Four Ways To Install A Whammy Bar On Your Bass Guitar
There are four ways you can put a whammy bar on your bass guitar, and the first is to add a Bigsby in it. A Bigsby vibrato system is installed on the bass guitar’s top that includes a rocking bridge. It also has a stop tailpiece that has a rotating axis, and the bass strings are wrapped around it.
The second is the linear vibrato system. It is another type of vibrato system that you can put in your bass guitar. When you look at its design, you can see the entire bridge-and-stop tailpiece array shifting forward and backward along the axis of the bass strings.

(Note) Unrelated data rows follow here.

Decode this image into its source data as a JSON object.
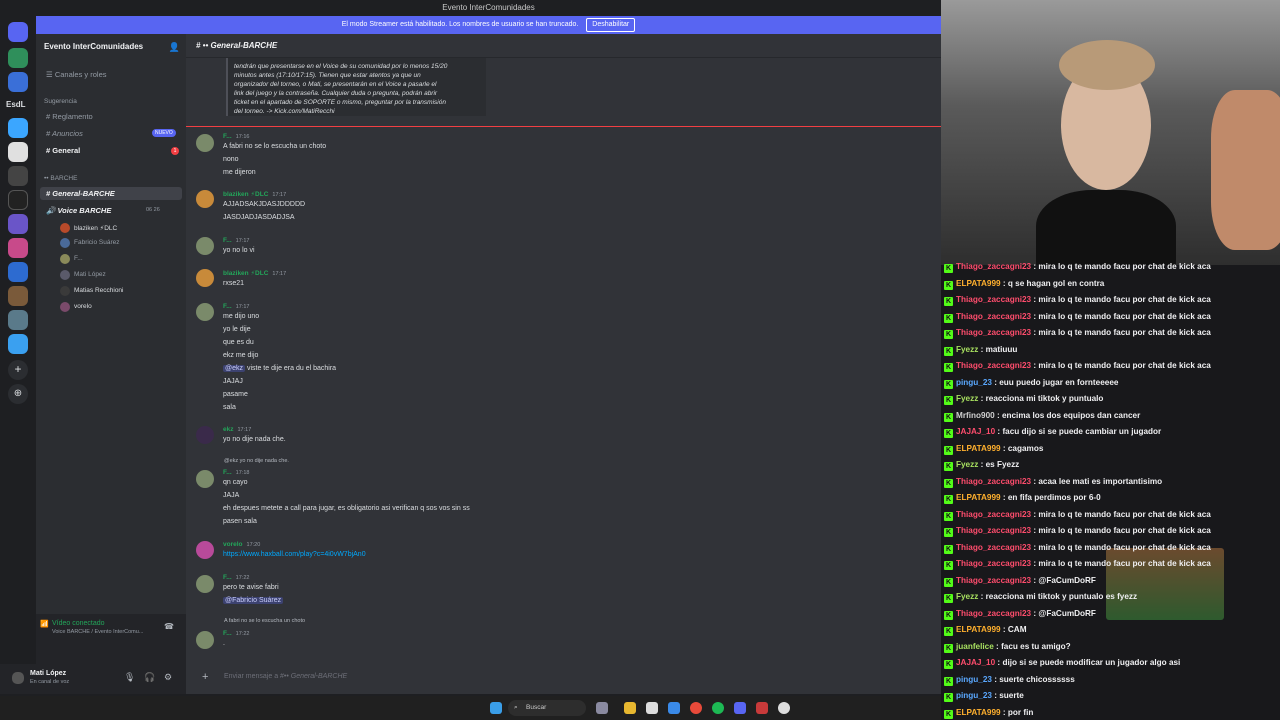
{
  "window": {
    "title": "Evento InterComunidades",
    "banner_text": "El modo Streamer está habilitado. Los nombres de usuario se han truncado.",
    "banner_button": "Deshabilitar"
  },
  "rail": {
    "label_esdl": "EsdL"
  },
  "sidebar": {
    "guild_name": "Evento InterComunidades",
    "roles": "Canales y roles",
    "category1": "Sugerencia",
    "channels": [
      {
        "label": "Reglamento"
      },
      {
        "label": "Anuncios",
        "badge": "NUEVO"
      },
      {
        "label": "General",
        "badge": "1"
      }
    ],
    "category2": "BARCHE",
    "text_channel": "General-BARCHE",
    "voice_channel": "Voice BARCHE",
    "voice_counts": "06  26",
    "voice_users": [
      {
        "name": "blaziken",
        "tag": "DLC"
      },
      {
        "name": "Fabricio Suárez"
      },
      {
        "name": "F..."
      },
      {
        "name": "Mati López"
      },
      {
        "name": "Matias Recchioni"
      },
      {
        "name": "vorelo"
      }
    ],
    "voice_status": "Vídeo conectado",
    "voice_sub": "Voice BARCHE / Evento InterComu...",
    "user_name": "Mati López",
    "user_status": "En canal de voz"
  },
  "chat": {
    "channel_title": "General-BARCHE",
    "embed_lines": [
      "tendrán que presentarse en el Voice de su comunidad por lo menos 15/20",
      "minutos antes (17:10/17:15). Tienen que estar atentos ya que un",
      "organizador del torneo, o Mati, se presentarán en el Voice a pasarle el",
      "link del juego y la contraseña. Cualquier duda o pregunta, podrán abrir",
      "ticket en el apartado de SOPORTE o mismo, preguntar por la transmisión",
      "del torneo. -> Kick.com/MatiRecchi"
    ],
    "messages": [
      {
        "author": "F...",
        "time": "17:16",
        "lines": [
          "A fabri no se lo escucha un choto",
          "nono",
          "me dijeron"
        ]
      },
      {
        "author": "blaziken",
        "tag": "DLC",
        "time": "17:17",
        "lines": [
          "AJJADSAKJDASJDDDDD",
          "JASDJADJASDADJSA"
        ]
      },
      {
        "author": "F...",
        "time": "17:17",
        "lines": [
          "yo no lo vi"
        ]
      },
      {
        "author": "blaziken",
        "tag": "DLC",
        "time": "17:17",
        "lines": [
          "rxse21"
        ]
      },
      {
        "author": "F...",
        "time": "17:17",
        "lines": [
          "me dijo uno",
          "yo le dije",
          "que es du",
          "ekz me dijo",
          "viste te dije era du el bachira",
          "JAJAJ",
          "pasame",
          "sala"
        ],
        "mention": "@ekz"
      },
      {
        "author": "ekz",
        "time": "17:17",
        "lines": [
          "yo no dije nada che."
        ]
      },
      {
        "author": "F...",
        "time": "17:18",
        "reply": "@ekz yo no dije nada che.",
        "lines": [
          "qn cayo",
          "JAJA",
          "eh despues metete a call para jugar, es obligatorio asi verifican q sos vos sin ss",
          "pasen sala"
        ]
      },
      {
        "author": "vorelo",
        "time": "17:20",
        "lines": [
          "https://www.haxball.com/play?c=4i0vW7bjAn0"
        ]
      },
      {
        "author": "F...",
        "time": "17:22",
        "lines": [
          "pero te avise fabri",
          "@Fabricio Suárez"
        ]
      },
      {
        "author": "F...",
        "time": "17:22",
        "reply": "A fabri no se lo escucha un choto",
        "lines": [
          "."
        ]
      }
    ],
    "input_placeholder": "Enviar mensaje a #",
    "input_channel": "General-BARCHE"
  },
  "taskbar": {
    "search": "Buscar"
  },
  "kick_chat": [
    {
      "user": "Thiago_zaccagni23",
      "color": "#ff4d6d",
      "text": "mira lo q te mando facu por chat de kick aca"
    },
    {
      "user": "ELPATA999",
      "color": "#ffb02e",
      "text": "q se hagan gol en contra"
    },
    {
      "user": "Thiago_zaccagni23",
      "color": "#ff4d6d",
      "text": "mira lo q te mando facu por chat de kick aca"
    },
    {
      "user": "Thiago_zaccagni23",
      "color": "#ff4d6d",
      "text": "mira lo q te mando facu por chat de kick aca"
    },
    {
      "user": "Thiago_zaccagni23",
      "color": "#ff4d6d",
      "text": "mira lo q te mando facu por chat de kick aca"
    },
    {
      "user": "Fyezz",
      "color": "#a8e060",
      "text": "matiuuu"
    },
    {
      "user": "Thiago_zaccagni23",
      "color": "#ff4d6d",
      "text": "mira lo q te mando facu por chat de kick aca"
    },
    {
      "user": "pingu_23",
      "color": "#5aa8ff",
      "text": "euu puedo jugar en fornteeeee"
    },
    {
      "user": "Fyezz",
      "color": "#a8e060",
      "text": "reacciona mi tiktok y puntualo"
    },
    {
      "user": "Mrfino900",
      "color": "#d0d0d0",
      "text": "encima los dos equipos dan cancer"
    },
    {
      "user": "JAJAJ_10",
      "color": "#ff4d6d",
      "text": "facu dijo si se puede cambiar un jugador"
    },
    {
      "user": "ELPATA999",
      "color": "#ffb02e",
      "text": "cagamos"
    },
    {
      "user": "Fyezz",
      "color": "#a8e060",
      "text": "es Fyezz"
    },
    {
      "user": "Thiago_zaccagni23",
      "color": "#ff4d6d",
      "text": "acaa lee mati es importantisimo"
    },
    {
      "user": "ELPATA999",
      "color": "#ffb02e",
      "text": "en fifa perdimos por 6-0"
    },
    {
      "user": "Thiago_zaccagni23",
      "color": "#ff4d6d",
      "text": "mira lo q te mando facu por chat de kick aca"
    },
    {
      "user": "Thiago_zaccagni23",
      "color": "#ff4d6d",
      "text": "mira lo q te mando facu por chat de kick aca"
    },
    {
      "user": "Thiago_zaccagni23",
      "color": "#ff4d6d",
      "text": "mira lo q te mando facu por chat de kick aca"
    },
    {
      "user": "Thiago_zaccagni23",
      "color": "#ff4d6d",
      "text": "mira lo q te mando facu por chat de kick aca"
    },
    {
      "user": "Thiago_zaccagni23",
      "color": "#ff4d6d",
      "text": "@FaCumDoRF"
    },
    {
      "user": "Fyezz",
      "color": "#a8e060",
      "text": "reacciona mi tiktok y puntualo es fyezz"
    },
    {
      "user": "Thiago_zaccagni23",
      "color": "#ff4d6d",
      "text": "@FaCumDoRF"
    },
    {
      "user": "ELPATA999",
      "color": "#ffb02e",
      "text": "CAM"
    },
    {
      "user": "juanfelice",
      "color": "#a8e060",
      "text": "facu es tu amigo?"
    },
    {
      "user": "JAJAJ_10",
      "color": "#ff4d6d",
      "text": "dijo si se puede modificar un jugador algo asi"
    },
    {
      "user": "pingu_23",
      "color": "#5aa8ff",
      "text": "suerte chicossssss"
    },
    {
      "user": "pingu_23",
      "color": "#5aa8ff",
      "text": "suerte"
    },
    {
      "user": "ELPATA999",
      "color": "#ffb02e",
      "text": "por fin"
    }
  ]
}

The third vibrato system is the fulcrum-style tremolo. If you have already seen a Floyd Rose and those on Fender guitars, then yes, that is a fulcrum-style tremolo. This type of vibrato system is mounted on two studs, with some knife edges that can pivot the whole bridge assembly of your bass guitar.
The last is the top-mounted cam vibrato system. This type of vibrato system leaves the bass guitar’s bridge fixed and can move to the point where the bass string-ball ends are anchored. More and more bassists favor this type of vibrato system as there can be added functions to the vibrato system when you use it in a bass guitar. It gives you a choice to lock the bridge if you want to compensate for the missing tensions of a broken bass guitar string.
Famous Bassists That Use Whammy Bar On Their Bass Guitar
Les Claypool is an American musician that is widely known for being the bassist, lead singer, and founder of the funk metal band Primus. He is considered by many as one of the best bass guitarists of all time; he became popular for his unique playstyle, which is whammy bar bends, slapping, tapping, and flamenco-like strumming.
If you want to listen to any songs that the band Primus has played while Les is using a whammy bar on his bass guitar, you can check Sgt. Baker and My Name Is Mud.
Another great bassist considered by many to be the best of all time, Victor Wooten, is an American bassist, record producer, and songwriter that has already received five Grammy Awards in his career, and he has also been awarded three times as the Bass Player of the Year from the renowned Bass Player magazine.
If you want to check any tracks where you can hear Wooten using the whammy bar on his bass guitar, you should definitely listen to the famous Law & Order Theme Song.
Alternative To Whammy Bar On Bass Guitars
A great alternative for whammy bars if you do not want to install them on your bass guitar is to use a whammy pedal. Although there is still better control on manual whammy bars, you can still achieve the sound you are looking for if you use a whammy pedal in your setup.
Example Of A Bass Guitar With A Whammy Bar
The best example of bass guitars with a whammy bar is one of Les Claypool’s own Carl Thompson’s 1980 Walnut 4-string bass guitar. The bass guitar is made of walnut and mahogany. It has an EMG-35DC for its pickup and a BTS control amp. Its Kahler tremolo was installed in the 1980s by Les.
When Les first saw the bass guitar, he said that it was the ugliest he had ever seen, but after trying it out, he immediately concluded that it was the most comfortable bass guitar he had ever played, and he bought it the next day.
So, can a bass guitar have a whammy bar? Yes, you can install a whammy bar on your bass guitar; however, it could have some adverse effects, making it not worth doing it.